La deuxième journée du procès de Tanguy Pengam, accusé d’avoir poussé et causé involontairement la mort d’Olivier Gauthier, lors d’une soirée brestoise le 18 mai 2019, a débuté dans l’émotion. À la barre, les proches de la victime se sont succédé pour brosser le portrait d’un jeune homme de 29 ans unanimement décrit comme « aimant ». Sa sœur et sa mère ont ensuite évoqué ses troubles poliglobuliques qui lui avaient causé deux embolies pulmonaires, ainsi que sa fragilité générale.
« Aucun geste d’agressivité »
Questionné sur cette soirée du 18 mai 2019, le père a également tenu à commenter la vidéosurveillance de l’arrêt de tram ayant filmé l’altercation : « Je n’ai pas le sentiment d’avoir vu mon fils agressif mais plutôt passif. Avec l’alcoolémie qu’il avait (2,9 grammes par litre de sang, NDLR), il ne pouvait pas être agressif. » « Sur l’ensemble de cette vidéo, vous n’avez vu de la part d’Olivier aucune posture, aucun geste d’agressivité, a insisté Me Buffeteau, avocat des parties civiles plus tard dans la matinée. Il est pénible, sûrement, mais fondamentalement inoffensif. »

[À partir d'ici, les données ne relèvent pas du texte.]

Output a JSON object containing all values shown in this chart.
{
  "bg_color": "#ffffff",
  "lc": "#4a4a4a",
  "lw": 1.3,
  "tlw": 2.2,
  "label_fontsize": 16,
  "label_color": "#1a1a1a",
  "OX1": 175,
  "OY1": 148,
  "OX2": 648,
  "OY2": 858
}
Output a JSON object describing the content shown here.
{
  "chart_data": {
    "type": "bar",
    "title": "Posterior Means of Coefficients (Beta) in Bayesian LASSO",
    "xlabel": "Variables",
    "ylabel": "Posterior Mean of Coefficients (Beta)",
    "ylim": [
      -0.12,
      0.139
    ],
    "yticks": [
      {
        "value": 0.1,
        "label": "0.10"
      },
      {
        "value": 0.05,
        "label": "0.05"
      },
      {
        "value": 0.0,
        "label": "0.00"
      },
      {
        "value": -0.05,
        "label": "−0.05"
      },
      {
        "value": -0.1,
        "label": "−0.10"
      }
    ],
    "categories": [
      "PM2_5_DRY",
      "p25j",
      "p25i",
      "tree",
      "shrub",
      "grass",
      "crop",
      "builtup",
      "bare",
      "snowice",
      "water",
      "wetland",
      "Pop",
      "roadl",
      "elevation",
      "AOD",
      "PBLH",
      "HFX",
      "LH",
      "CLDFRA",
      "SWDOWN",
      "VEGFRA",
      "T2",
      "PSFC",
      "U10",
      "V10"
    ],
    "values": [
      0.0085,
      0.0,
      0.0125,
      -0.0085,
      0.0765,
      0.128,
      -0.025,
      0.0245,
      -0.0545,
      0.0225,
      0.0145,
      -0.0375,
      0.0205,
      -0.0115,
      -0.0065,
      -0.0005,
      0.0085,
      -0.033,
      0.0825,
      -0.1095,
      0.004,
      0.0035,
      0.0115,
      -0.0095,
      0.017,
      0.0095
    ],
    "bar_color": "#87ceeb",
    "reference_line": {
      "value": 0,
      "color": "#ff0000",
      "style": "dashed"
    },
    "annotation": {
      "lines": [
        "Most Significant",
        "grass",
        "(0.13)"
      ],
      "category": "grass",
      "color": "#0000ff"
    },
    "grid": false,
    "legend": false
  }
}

Une vulnérabilité évidente ?
Stéphane Kellenberger, l’avocat général, a d’ailleurs demandé à la cour de reconnaître l’état d’ivresse – et donc la fragilité – dans lequel se trouvait la victime au moment des faits comme circonstance aggravante, puisque l’accusé ne pouvait l’ignorer. La peine maximale encourue par Tanguy Pengam serait alors passée de 15 à 20 années d’emprisonnement. « Si on commence à considérer que s’alcooliser est une forme de circonstance atténuante pour la victime dans le cas de violences… », s’est étonné, en retour, Me David Rajjou, l’avocat de la défense. Avant de s’emporter en entendant les dix années de prison requises contre son client. « La prison, ça a du sens pour les gens qui sont dangereux pour la société. (…) Quel est l’intérêt de l’envoyer dans une cellule ? De lui bousiller la vie ? (…) Il va tout perdre. C’est une décision qui ne mènera nulle part », a-t-il plaidé, mettant en avant la société d’élagage lancée par Tanguy Pengam, ainsi que la stabilité trouvée avec sa nouvelle compagne, sur l’Île de la Réunion. Me Rajjou a également rappelé que, plus tôt dans la journée, les parties civiles avaient demandé « justice » en assurant ne pas être dans un esprit de « revanche » et a donc suggéré aux jurés une peine de prison avec sursis en retour.
Après presque quatre heures de délibéré, ces derniers ont décidé de condamner Tanguy Pengam à cinq ans de prison dont trois ans ferme sans mandat de dépôt. Ils n’ont pas retenu de circonstances aggravantes, rejetant la demande de l’avocat général. Aucune des parties n’a annoncé faire appel.